It took almost a century between the first U.S. polio epidemic and the mapping of the poliovirus genome. By contrast, it was a matter of weeks between the first cases of COVID-19 and the publication of a genetic map of the virus.
The Bay Area is the home to much of the technology ecosystem that enabled this work and that ecosystem is playing a critical role in finding drugs and vaccines to fight the virus.
Mapping the Virus for Research
A partnership between Santa Clara-based Intel and the Beijing Genomic Institute mapped the virus’ genome last December, making it freely available online to researchers worldwide.
Intel’s high performance Cascade processers were used for the work. Designed for artificial intelligence and machine learning* these computers reduce the time it takes to map a genome from weeks to hours or less, “the technology can run a human genome in 45 minutes, instead of a week,” explained Michael J. McManus, Intel Principal Engineer and Solution Architect.
Shortly after mapping the genome, the researchers were able to develop a test for the COVID-19 virus.
The genomic research is continuing using the Boston-based Broad Institute’s — another Intel partner’s — open source software and its worldwide network of scientists to learn not only more about the virus, but also about the genomes of individuals most vulnerable to the virus.

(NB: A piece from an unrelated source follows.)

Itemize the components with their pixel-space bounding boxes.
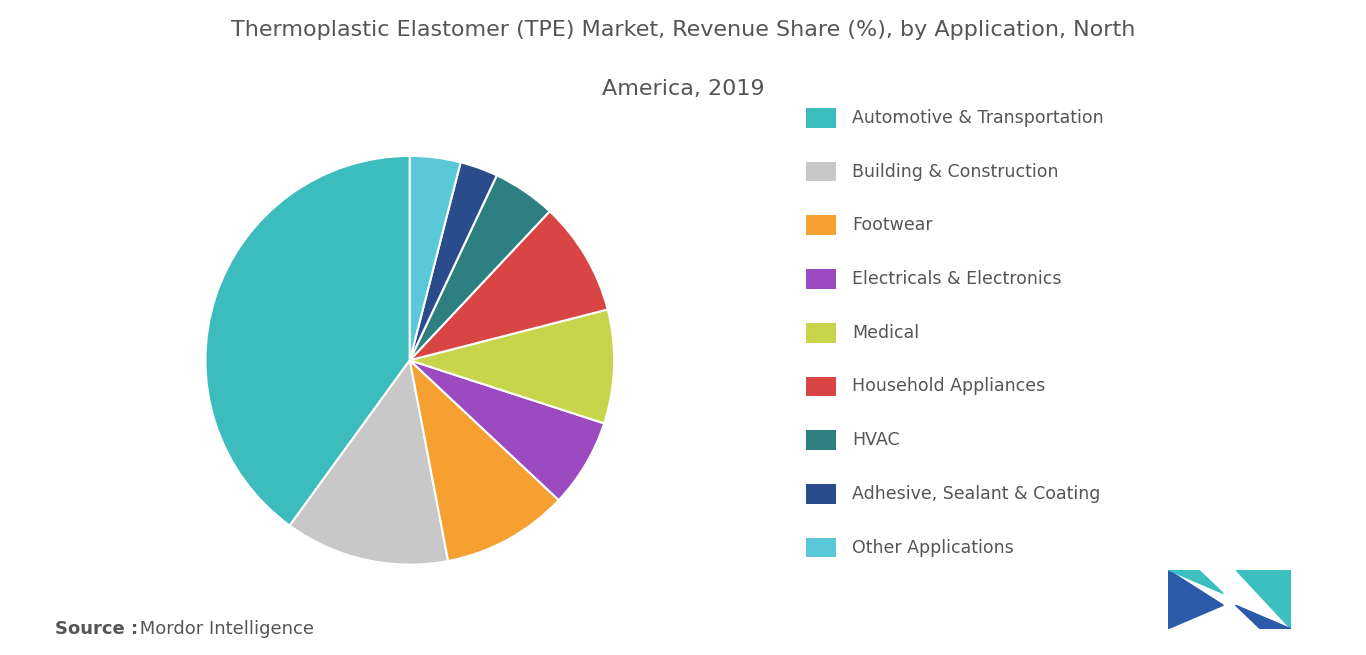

“The genomics give us a lot of specificity,” explained McManus. “It’s the difference between knowing the county and knowing the street address. Understanding the genome of people who get the disease helps us understand how virus affects people differently and identify people who are hardest hit by it. And eventually, match treatment.”

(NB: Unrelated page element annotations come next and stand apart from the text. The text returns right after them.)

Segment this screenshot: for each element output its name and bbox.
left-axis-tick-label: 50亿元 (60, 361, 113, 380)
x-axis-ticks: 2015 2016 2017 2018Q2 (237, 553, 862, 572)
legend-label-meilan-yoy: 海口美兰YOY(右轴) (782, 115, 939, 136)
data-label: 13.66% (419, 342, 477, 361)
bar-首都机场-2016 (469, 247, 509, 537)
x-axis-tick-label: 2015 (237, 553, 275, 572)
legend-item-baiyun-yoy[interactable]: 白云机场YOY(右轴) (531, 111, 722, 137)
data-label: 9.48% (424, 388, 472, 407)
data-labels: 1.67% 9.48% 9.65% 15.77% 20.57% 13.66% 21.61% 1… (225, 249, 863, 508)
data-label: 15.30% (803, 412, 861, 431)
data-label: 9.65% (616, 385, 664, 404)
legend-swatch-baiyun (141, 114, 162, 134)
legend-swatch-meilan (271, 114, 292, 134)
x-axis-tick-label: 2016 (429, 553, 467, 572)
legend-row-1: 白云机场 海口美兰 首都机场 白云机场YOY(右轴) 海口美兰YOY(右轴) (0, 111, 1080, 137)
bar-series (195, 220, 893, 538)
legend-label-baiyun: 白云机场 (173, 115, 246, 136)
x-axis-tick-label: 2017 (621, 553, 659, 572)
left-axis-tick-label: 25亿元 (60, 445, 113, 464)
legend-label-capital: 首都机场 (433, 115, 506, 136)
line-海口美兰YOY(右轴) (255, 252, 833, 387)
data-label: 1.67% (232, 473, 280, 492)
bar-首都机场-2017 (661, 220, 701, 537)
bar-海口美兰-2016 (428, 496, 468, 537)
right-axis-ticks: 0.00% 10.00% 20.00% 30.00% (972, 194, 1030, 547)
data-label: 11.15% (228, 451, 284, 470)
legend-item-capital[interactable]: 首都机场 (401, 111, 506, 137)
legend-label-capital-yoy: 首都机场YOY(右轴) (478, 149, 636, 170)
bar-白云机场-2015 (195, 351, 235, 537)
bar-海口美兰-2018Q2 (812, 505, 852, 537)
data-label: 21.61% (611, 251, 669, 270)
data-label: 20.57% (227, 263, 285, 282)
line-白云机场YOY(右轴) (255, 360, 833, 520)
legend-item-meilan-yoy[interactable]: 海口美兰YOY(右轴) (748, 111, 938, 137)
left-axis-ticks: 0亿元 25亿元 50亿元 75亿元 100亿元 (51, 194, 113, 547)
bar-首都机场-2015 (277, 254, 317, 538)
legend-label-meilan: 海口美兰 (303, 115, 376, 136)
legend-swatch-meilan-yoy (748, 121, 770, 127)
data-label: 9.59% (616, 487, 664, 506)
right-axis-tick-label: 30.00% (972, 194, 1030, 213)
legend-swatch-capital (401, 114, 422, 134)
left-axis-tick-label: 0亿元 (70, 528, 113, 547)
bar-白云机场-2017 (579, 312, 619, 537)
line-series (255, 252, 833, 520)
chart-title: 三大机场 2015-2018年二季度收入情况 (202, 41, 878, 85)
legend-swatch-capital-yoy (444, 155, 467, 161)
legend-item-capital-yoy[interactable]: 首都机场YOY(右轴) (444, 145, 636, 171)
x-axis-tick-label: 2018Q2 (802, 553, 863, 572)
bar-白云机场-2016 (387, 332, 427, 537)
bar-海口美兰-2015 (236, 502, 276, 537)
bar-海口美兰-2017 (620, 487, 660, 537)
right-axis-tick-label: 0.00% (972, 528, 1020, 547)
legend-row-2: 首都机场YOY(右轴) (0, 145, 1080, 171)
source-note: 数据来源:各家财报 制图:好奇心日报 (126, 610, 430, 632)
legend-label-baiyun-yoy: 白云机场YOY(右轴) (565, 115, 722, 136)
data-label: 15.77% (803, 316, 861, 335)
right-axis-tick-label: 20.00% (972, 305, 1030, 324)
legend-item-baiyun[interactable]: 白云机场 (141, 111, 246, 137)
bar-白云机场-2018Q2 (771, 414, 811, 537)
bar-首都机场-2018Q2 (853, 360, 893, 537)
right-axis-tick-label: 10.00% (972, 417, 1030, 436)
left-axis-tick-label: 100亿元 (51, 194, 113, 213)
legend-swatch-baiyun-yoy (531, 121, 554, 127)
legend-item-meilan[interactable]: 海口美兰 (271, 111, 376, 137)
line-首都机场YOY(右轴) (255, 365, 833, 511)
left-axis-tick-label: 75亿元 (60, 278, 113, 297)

The Institute’s COVID-19 research has helped identify human cells likely to be targeted by COVID-19 and the mechanism that the virus uses to attack the cells. Broad researchers recently launched a study into why children are generally less sick with COVID-19.

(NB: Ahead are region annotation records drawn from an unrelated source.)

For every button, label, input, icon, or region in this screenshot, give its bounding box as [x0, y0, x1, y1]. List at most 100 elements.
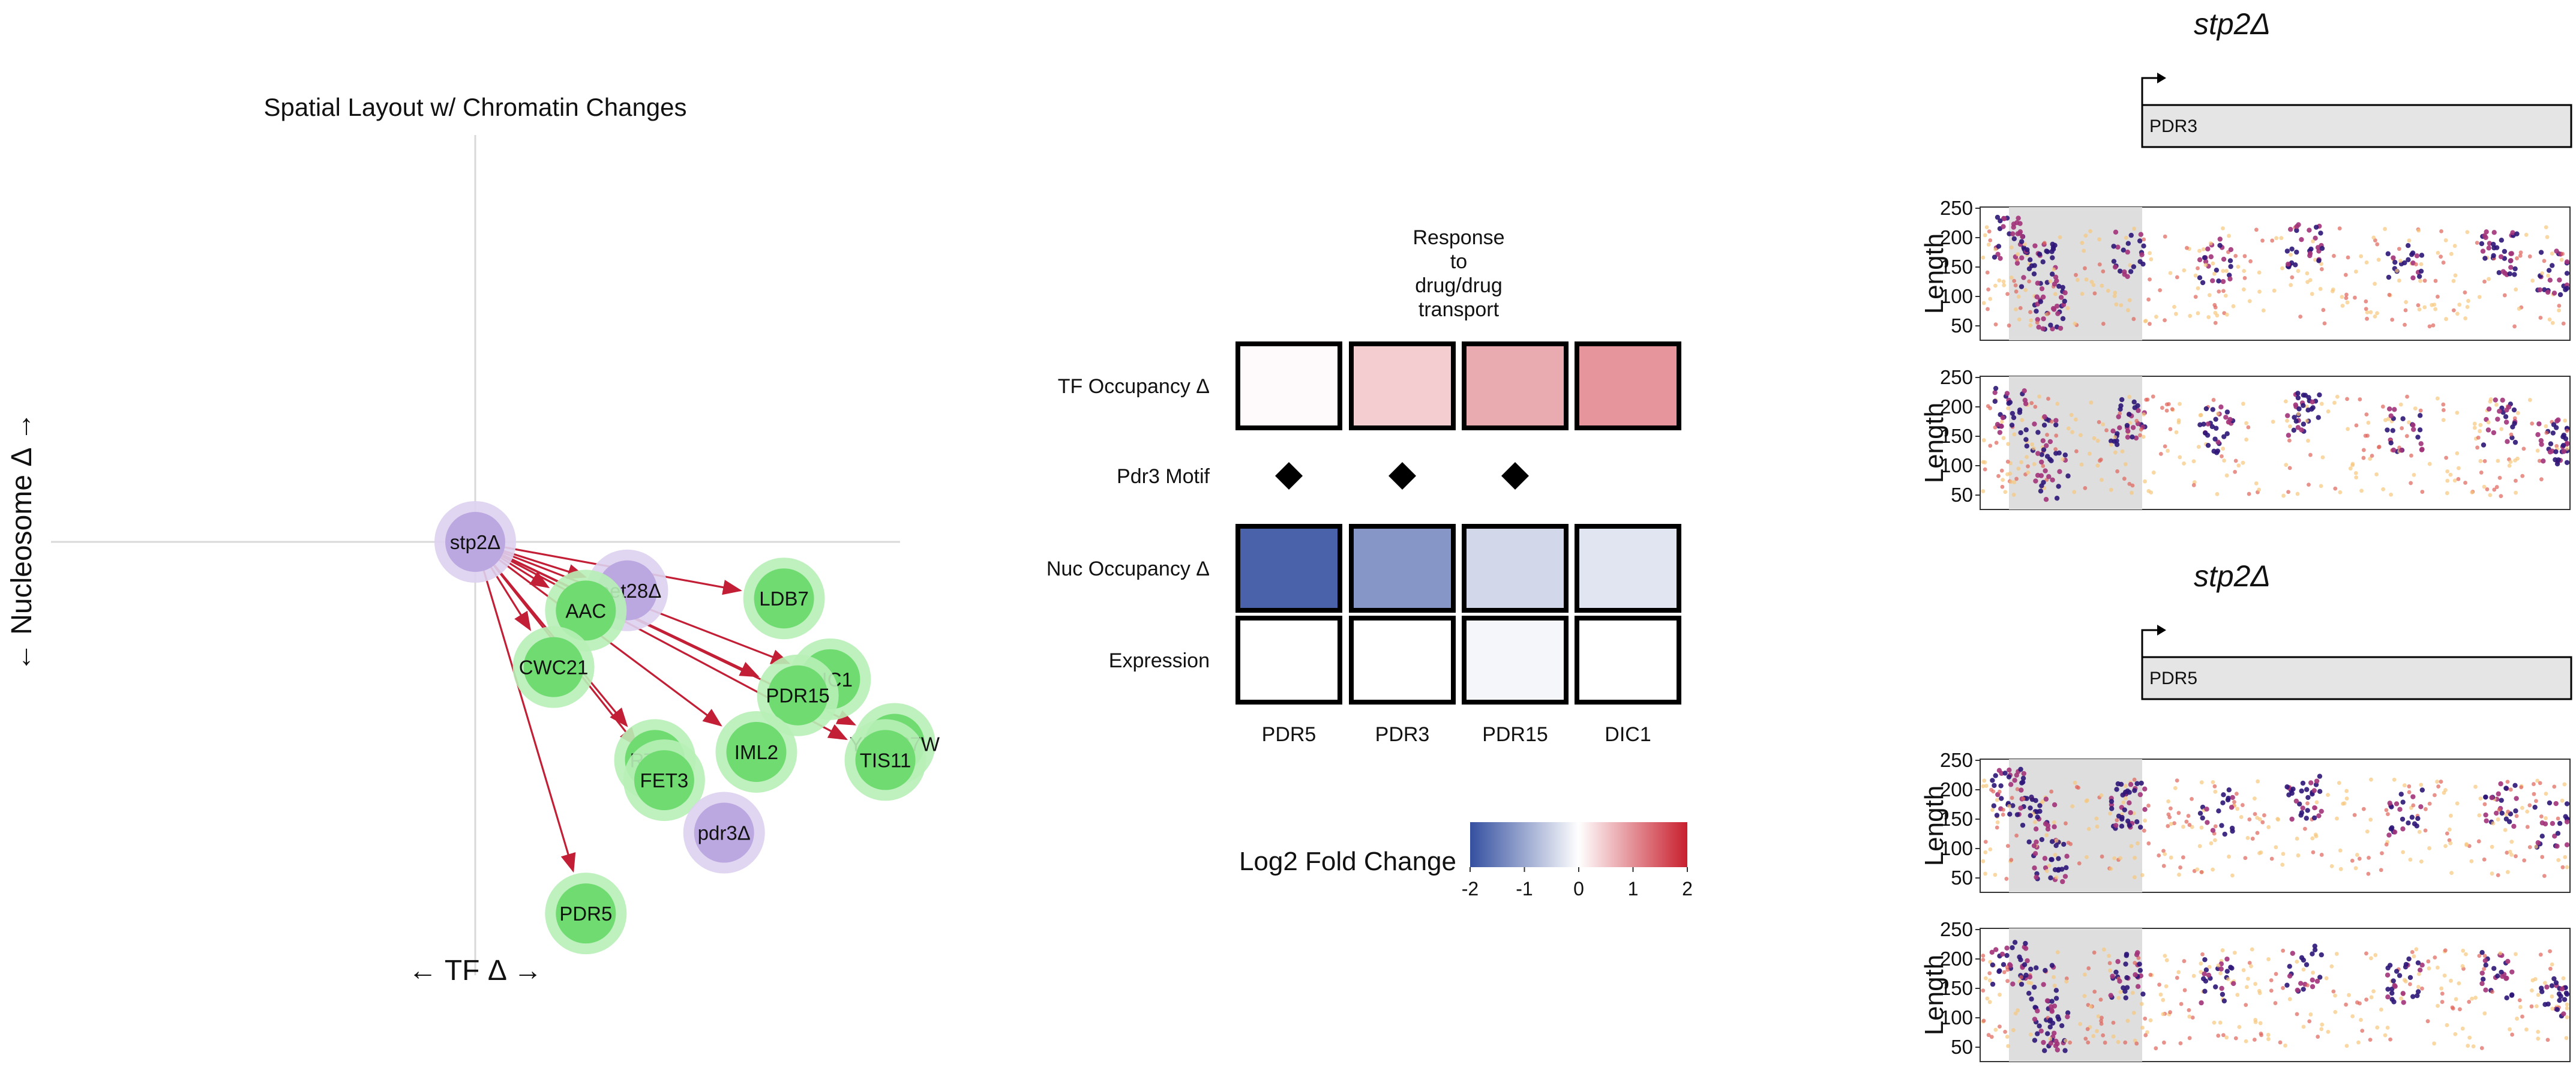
group-label-line: to [1450, 250, 1467, 273]
gene-box [2141, 656, 2572, 700]
y-tick-label: 50 [1951, 314, 1973, 337]
heatmap-cell-nuc-occupancy-dic1 [1575, 524, 1681, 613]
node-label: pdr3Δ [698, 822, 751, 844]
motif-marker-pdr15 [1501, 462, 1529, 490]
node-circle [754, 568, 814, 629]
heatmap-cell-tf-occupancy-pdr5 [1235, 341, 1342, 430]
y-tick-label: 50 [1951, 867, 1973, 889]
node-circle [767, 665, 828, 726]
heatmap-cell-nuc-occupancy-pdr3 [1349, 524, 1456, 613]
y-tick-label: 50 [1951, 484, 1973, 506]
color-legend: Log2 Fold Change -2 -1 0 1 2 [1239, 822, 1693, 900]
y-tick-label: 100 [1940, 285, 1973, 307]
heatmap-cell-expression-pdr15 [1462, 616, 1569, 705]
network-node-fet3[interactable]: FET3 [623, 739, 705, 822]
network-node-tis11[interactable]: TIS11 [844, 719, 926, 801]
node-label: IML2 [734, 741, 778, 763]
row-label-expression: Expression [1109, 649, 1210, 672]
fragment-dots [1981, 214, 2570, 332]
row-label-nuc-occupancy: Nuc Occupancy Δ [1046, 558, 1210, 580]
y-tick-label: 150 [1940, 977, 1973, 999]
track-panel-2: stp2ΔPDR5Length25020015010050Length25020… [1920, 559, 2572, 1062]
y-axis-label: Length [1920, 955, 1949, 1036]
node-circle [445, 512, 505, 572]
node-label: CWC21 [519, 657, 589, 679]
network-node-cwc21[interactable]: CWC21 [512, 626, 595, 708]
network-panel: Spatial Layout w/ Chromatin Changes ← TF… [6, 93, 940, 987]
track-subplot: Length 250 200 150 100 50 [1920, 918, 2571, 1062]
motif-markers [1275, 462, 1529, 490]
network-node-stp2[interactable]: stp2Δ [434, 501, 516, 583]
y-tick-label: 100 [1940, 1006, 1973, 1029]
track-subplot: Length 250 200 150 100 50 [1920, 749, 2571, 893]
network-node-pdr3[interactable]: pdr3Δ [683, 792, 765, 874]
y-axis-label: Length [1920, 233, 1949, 314]
node-label: AAC [565, 600, 606, 622]
network-node-iml2[interactable]: IML2 [715, 711, 797, 793]
node-circle [855, 730, 916, 790]
network-node-ldb7[interactable]: LDB7 [743, 558, 825, 640]
network-node-pdr5[interactable]: PDR5 [545, 873, 627, 955]
edge-stp2-pdr5 [482, 569, 576, 873]
heatmap-cells [1235, 341, 1681, 705]
track-subplot: Length 250 200 150 100 50 [1920, 366, 2571, 510]
fragment-dots [1981, 766, 2570, 885]
legend-title: Log2 Fold Change [1239, 847, 1456, 876]
group-label-line: Response [1413, 226, 1504, 249]
heatmap-column-labels: PDR5 PDR3 PDR15 DIC1 [1262, 723, 1651, 746]
network-y-axis-label: ← Nucleosome Δ → [6, 412, 38, 672]
y-tick-label: 150 [1940, 425, 1973, 447]
heatmap-cell-expression-dic1 [1575, 616, 1681, 705]
fragment-dots [1981, 385, 2570, 502]
y-tick-label: 250 [1940, 366, 1973, 388]
tss-arrowhead-icon [2157, 625, 2166, 636]
tss-arrow-icon [2141, 629, 2157, 657]
y-tick-label: 100 [1940, 837, 1973, 859]
y-tick-label: 100 [1940, 454, 1973, 476]
group-label-line: drug/drug [1415, 274, 1503, 297]
heatmap-cell-nuc-occupancy-pdr15 [1462, 524, 1569, 613]
legend-tick-label: -1 [1516, 878, 1533, 900]
row-label-pdr3-motif: Pdr3 Motif [1117, 465, 1210, 488]
node-label: PDR5 [559, 903, 612, 925]
y-tick-label: 150 [1940, 256, 1973, 278]
track-panel-1: stp2ΔPDR3Length25020015010050Length25020… [1920, 7, 2572, 510]
track-subplot: Length 250 200 150 100 50 [1920, 197, 2571, 341]
y-axis-label: Length [1920, 786, 1949, 867]
track-panel-title: stp2Δ [2194, 559, 2271, 593]
network-title: Spatial Layout w/ Chromatin Changes [263, 93, 686, 121]
gene-label: PDR5 [2149, 669, 2197, 688]
network-nodes: stp2Δmet28ΔAACLDB7CWC21DIC1PDR15YLR137WT… [434, 501, 940, 955]
y-tick-label: 250 [1940, 197, 1973, 219]
node-circle [694, 802, 754, 863]
node-circle [726, 721, 787, 782]
gene-label: PDR3 [2149, 116, 2197, 136]
legend-tick-label: 1 [1628, 878, 1639, 900]
node-label: LDB7 [759, 588, 809, 610]
track-panel-title: stp2Δ [2194, 7, 2271, 41]
legend-ticks: -2 -1 0 1 2 [1462, 867, 1693, 900]
heatmap-group-label: Response to drug/drug transport [1413, 226, 1504, 321]
node-circle [556, 580, 616, 641]
fragment-dots [1981, 940, 2570, 1053]
heatmap-cell-tf-occupancy-pdr15 [1462, 341, 1569, 430]
promoter-highlight [2009, 376, 2142, 509]
y-tick-label: 200 [1940, 395, 1973, 418]
column-label-pdr3: PDR3 [1375, 723, 1430, 746]
network-x-axis-label: ← TF Δ → [408, 955, 542, 987]
y-tick-label: 200 [1940, 778, 1973, 801]
node-circle [556, 883, 616, 944]
y-tick-label: 50 [1951, 1036, 1973, 1058]
column-label-pdr15: PDR15 [1482, 723, 1548, 746]
heatmap-cell-nuc-occupancy-pdr5 [1235, 524, 1342, 613]
tss-arrow-icon [2141, 77, 2157, 105]
heatmap-row-labels: TF Occupancy Δ Nuc Occupancy Δ Expression P… [1046, 375, 1210, 672]
network-node-pdr15[interactable]: PDR15 [757, 654, 839, 736]
group-label-line: transport [1419, 298, 1500, 321]
y-axis-label: Length [1920, 403, 1949, 484]
network-node-aac[interactable]: AAC [545, 570, 627, 652]
node-circle [634, 750, 694, 811]
y-tick-label: 200 [1940, 226, 1973, 248]
motif-marker-pdr3 [1389, 462, 1416, 490]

A DNA Production Line Supporting Researchers
The majority of the virus DNA used in COVID-19 research comes from one Silicon Valley company: Newark-based ATUM.
As soon as the virus genome was published, ATUM began producing virus protein snippets and has supplied much of the virus protein currently being used in drug and vaccine research.
The 17-year-old company is a pioneer in the field of chemically synthesizing proteins for medical research and treatment, building DNA molecules chemically using the source code — the genome map.
“In the old days you had to get the actual virus and grow it,” explained ATUM co-founder and Chief Commercial Officer Claes Gustafsson. Dealing with live viruses was a lengthy process and had inherent safety issues.
Using ATUM’s technology, Gustafsson said, “We can look at the source code, identify proteins and just make that protein. All we care about is identifying pieces — the surface of the virus, what the immune system can see. You can make a piece of DNA in a week or two.
“The proteins are produced in bacteria, yeasts, mammal cell lines,” he continued. “As cells multiply they make more protein, you highjack the chromosome and put in the protein you want and the cell makes more of what you want.”
There’s no possibility of making anyone sick and shipping is far simpler. “Cells are shipped in dry ice,” said Gustafsson. “A molecule — you can practically put it in an envelope and it’s easily shipped.”
ATUM’s proteins are used at every stage of research. “For test diagnostics, you need the source code of the virus,” he explained. “For vaccines, you use pieces of the virus and figure out what proteins activate the immune system. For therapeutics, you can make proteins that are critical to the virus for use in drug development.”
The company is expediting projects for COVID-19 research, as well as making its research workflow platform available to researchers without licensing fees.
Like everyone else, ATUM is operating with a bare bones staff, with much of its back office staff working from home. “Right now we’re focused on shipping,” said Gustafsson. “We haven’t sorted out who’s paying for it. Sometimes you need to work faster that the accounting system.”
*Artificial Intelligence (AI) is the science of engineering computer systems that can acquire and apply knowledge — in other words, that “think.” Machine Learning is a type of AI system that learns and improves from experience without being explicitly programmed.